The child health care field is embracing a shift from the traditional child-focused model of well and sick visits to a more upstream preventive, holistic, and anti-racist focus on children, their families, and the systems and communities they interact with regularly. Despite a growing desire to improve care delivery, many practices face barriers, such as time and funding resources, which prevent the scale and spread of practice transformation.

This webinar, hosted by the Center for Health Care Strategies (CHCS) with support from the Robert Wood Johnson Foundation, explored the need to transform child health care from three unique perspectives — pediatricians, a family advocate, and a children’s health clinic director. The featured speakers — Renée Boynton-Jarrett MD and Ben Danielson MD, pediatrician; Hala Durrah, MTA, patient and family engagement consultant and advocate; and Carey Howard, MPH, program director at a pediatric clinic — serve as advisors for CHCS’ Accelerating Child Health Transformation initiative, which seeks to accelerate the adoption of key strategies necessary to advance anti-racist and family-centered pediatric practice.
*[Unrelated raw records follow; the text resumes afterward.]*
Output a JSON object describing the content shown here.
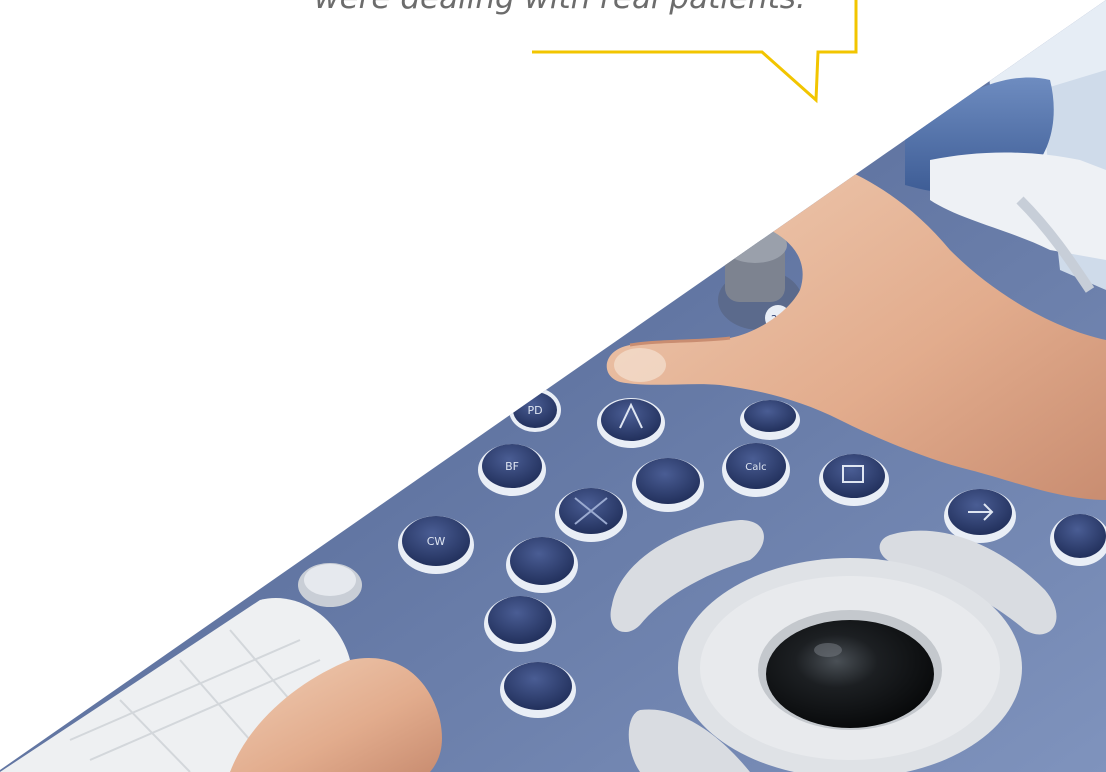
{
  "quote": {
    "text": "were dealing with real patients."
  },
  "colors": {
    "background": "#ffffff",
    "bubble_outline": "#f2c500",
    "console_blue": "#5a6e9a",
    "console_light": "#aebcd6",
    "button_dark": "#2d3f73",
    "button_rim": "#e9eef6",
    "pad_gray": "#d6d9de",
    "trackball": "#121416",
    "skin": "#e7b99d",
    "skin_shadow": "#c98d71",
    "keyboard": "#eef0f2"
  },
  "photo": {
    "subject": "hands operating an ultrasound machine console",
    "button_icon_names": [
      "pd-button-icon",
      "bf-button-icon",
      "cw-button-icon",
      "calc-button-icon",
      "probe-button-icon",
      "freeze-button-icon",
      "arrow-button-icon",
      "2d-knob-icon"
    ]
  }
}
They highlighted key strategies for child health care transformation: (1) adopting anti-racist practices and policies to advance health equity; (2) co-creating equitable partnerships with patients, families, and medical care teams; and (3) identifying family strengths and health-related social needs to promote resilience.

YouTube video

Agenda

I. Welcome and Introduction

Speaker: Armelle Casau, PhD, Senior Program Officer, CHCS

A. Casau welcomed participants and provide an overview of the webinar and the Accelerating Child Health Transformation initiative.

II. Framing Remarks

Speaker: Renée Boynton-Jarrett, MD, Pediatrician, Boston Medical Center and Founding Director, Vital Village

R. Boynton-Jarrett shared remarks on how dignity is foundational to adopting anti-racist practices, co-creating equitable partnerships, and promoting family resilience.

III. Promoting Anti-Racism in Child Health Care from a Pediatrician’s Perspective

Speaker: Ben Danielson, MD, Clinical Professor, Department of Pediatrics, University of Washington School of Medicine and Pediatrician, University of Washington Medicine

B. Danielson discussed the critical opportunity to reimagine child health care, informed by his more than 20 years’ experience working as a pediatrician in Seattle. He talked through the concept of abundance that can unlock the transformation in pediatrics for which we are collectively striving.
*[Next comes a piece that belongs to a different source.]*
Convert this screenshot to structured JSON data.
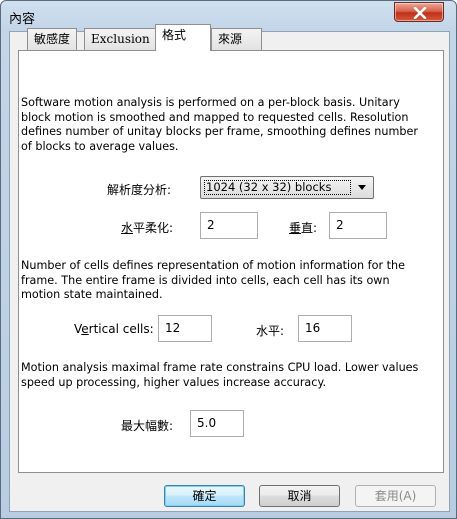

IV. Benefits of Co-Creating Equitable Partnerships with Patients, Families, and Medical Care Teams

Speaker: Hala Durrah, MTA, Patient and Family Engagement Consultant and Advocate

H. Durrah shared her perspective as a patient and family engagement advocate. She discussed the importance of co-creating equitable partnerships between patients, families, and medical care teams as critical to transforming how pediatric care is delivered, as well as strategies for meaningful engagement.
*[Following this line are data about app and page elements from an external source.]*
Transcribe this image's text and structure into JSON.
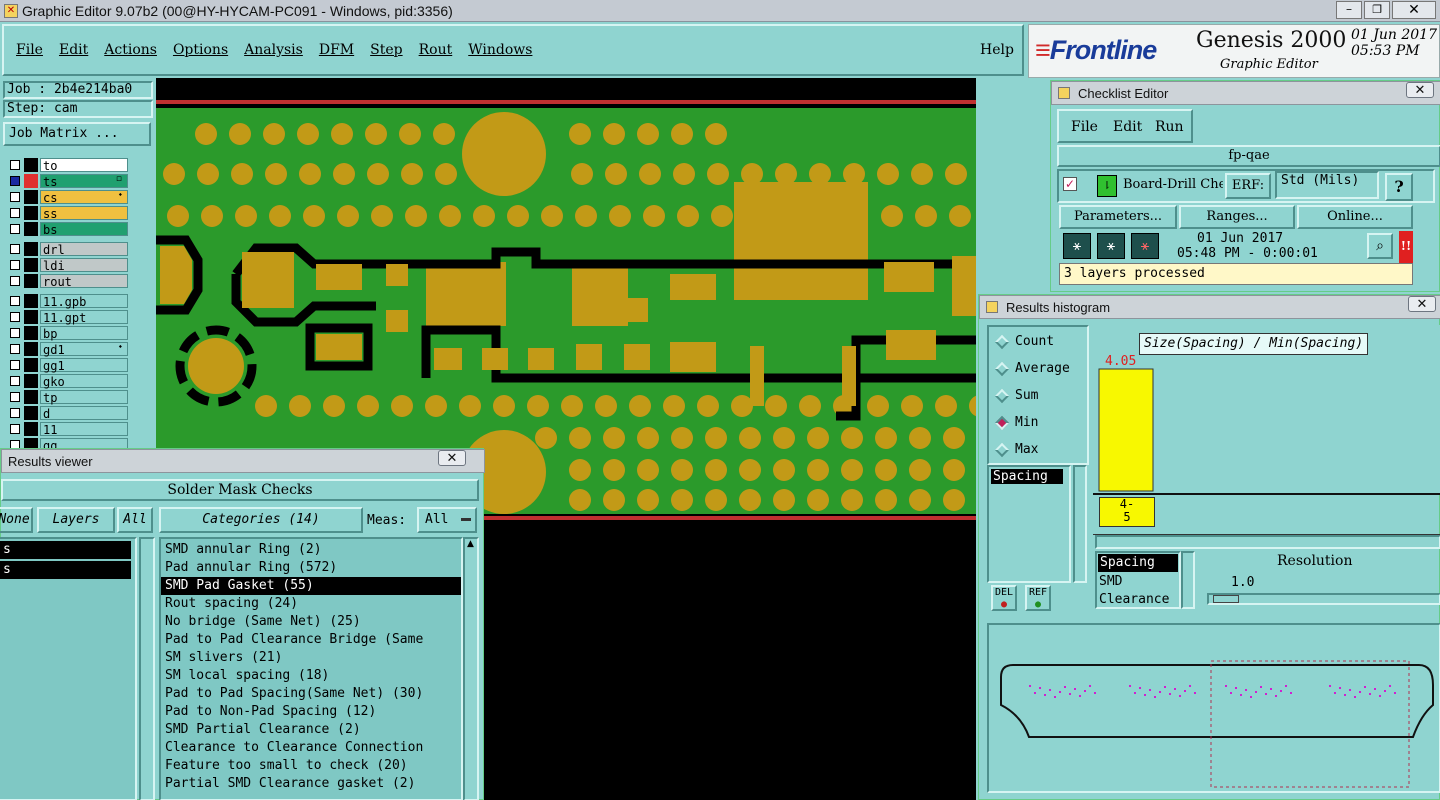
{
  "window": {
    "title": "Graphic Editor 9.07b2 (00@HY-HYCAM-PC091 - Windows, pid:3356)"
  },
  "menubar": {
    "items": [
      "File",
      "Edit",
      "Actions",
      "Options",
      "Analysis",
      "DFM",
      "Step",
      "Rout",
      "Windows"
    ],
    "help": "Help"
  },
  "brand": {
    "logo": "Frontline",
    "product": "Genesis 2000",
    "subtitle": "Graphic Editor",
    "date": "01 Jun 2017",
    "time": "05:53 PM"
  },
  "job": {
    "job_label": "Job : 2b4e214ba0",
    "step_label": "Step: cam",
    "matrix_button": "Job Matrix ..."
  },
  "layers": [
    {
      "name": "to",
      "bg": "#ffffff",
      "color": "#000000"
    },
    {
      "name": "ts",
      "bg": "#20a070",
      "color": "#e03030",
      "sel": true,
      "icon": "▫"
    },
    {
      "name": "cs",
      "bg": "#f0c040",
      "color": "#000000",
      "icon": "⬩"
    },
    {
      "name": "ss",
      "bg": "#f0c040",
      "color": "#000000"
    },
    {
      "name": "bs",
      "bg": "#20a070",
      "color": "#000000"
    },
    {
      "name": "drl",
      "bg": "#c0c8c8",
      "color": "#000000"
    },
    {
      "name": "ldi",
      "bg": "#c0c8c8",
      "color": "#000000"
    },
    {
      "name": "rout",
      "bg": "#c0c8c8",
      "color": "#000000"
    },
    {
      "name": "11.gpb",
      "bg": "#8fd4d0",
      "color": "#000000"
    },
    {
      "name": "11.gpt",
      "bg": "#8fd4d0",
      "color": "#000000"
    },
    {
      "name": "bp",
      "bg": "#8fd4d0",
      "color": "#000000"
    },
    {
      "name": "gd1",
      "bg": "#8fd4d0",
      "color": "#000000",
      "icon": "⬩"
    },
    {
      "name": "gg1",
      "bg": "#8fd4d0",
      "color": "#000000"
    },
    {
      "name": "gko",
      "bg": "#8fd4d0",
      "color": "#000000"
    },
    {
      "name": "tp",
      "bg": "#8fd4d0",
      "color": "#000000"
    },
    {
      "name": "d",
      "bg": "#8fd4d0",
      "color": "#000000"
    },
    {
      "name": "11",
      "bg": "#8fd4d0",
      "color": "#000000"
    },
    {
      "name": "gg",
      "bg": "#8fd4d0",
      "color": "#000000"
    }
  ],
  "results_viewer": {
    "title": "Results viewer",
    "header": "Solder Mask Checks",
    "none_btn": "None",
    "layers_btn": "Layers",
    "all_btn": "All",
    "categories_btn": "Categories (14)",
    "meas_label": "Meas:",
    "meas_value": "All",
    "left_items": [
      "s",
      "s"
    ],
    "categories": [
      "SMD annular Ring (2)",
      "Pad annular Ring (572)",
      "SMD Pad Gasket (55)",
      "Rout spacing (24)",
      "No bridge (Same Net) (25)",
      "Pad to Pad Clearance Bridge (Same",
      "SM slivers (21)",
      "SM local spacing (18)",
      "Pad to Pad Spacing(Same Net) (30)",
      "Pad to Non-Pad Spacing (12)",
      "SMD Partial Clearance (2)",
      "Clearance to Clearance Connection",
      "Feature too small to check (20)",
      "Partial SMD Clearance gasket (2)"
    ],
    "selected_index": 2
  },
  "checklist": {
    "title": "Checklist Editor",
    "menu": [
      "File",
      "Edit",
      "Run"
    ],
    "name": "fp-qae",
    "check_name": "Board-Drill Che",
    "erf_label": "ERF:",
    "erf_value": "Std (Mils)",
    "help": "?",
    "params_btn": "Parameters...",
    "ranges_btn": "Ranges...",
    "online_btn": "Online...",
    "run_date": "01 Jun 2017",
    "run_time": "05:48 PM - 0:00:01",
    "status": "3 layers processed"
  },
  "histogram": {
    "title": "Results histogram",
    "modes": [
      "Count",
      "Average",
      "Sum",
      "Min",
      "Max"
    ],
    "selected_mode": "Min",
    "left_list": [
      "Spacing"
    ],
    "chart_title": "Size(Spacing) / Min(Spacing)",
    "bar_value": "4.05",
    "bar_label": "4-\n5",
    "lower_list": [
      "Spacing",
      "SMD",
      "Clearance"
    ],
    "resolution_label": "Resolution",
    "resolution_value": "1.0",
    "del": "DEL",
    "ref": "REF"
  },
  "chart_data": {
    "type": "bar",
    "categories": [
      "4-5"
    ],
    "values": [
      4.05
    ],
    "title": "Size(Spacing) / Min(Spacing)"
  }
}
V. A Systems Approach to Identifying Strengths and Addressing Health-Related Social Needs

Speaker: Carey Howard, MPH, Program Director, Center for the Urban Child and Healthy Family, Boston Medical Center

C. Howard described the essential nature of taking a systems approach when reimagining pediatric care. She highlighted strategies for the care team to work alongside families to identify their strengths and health-related social needs as a part of a routine pediatric visit.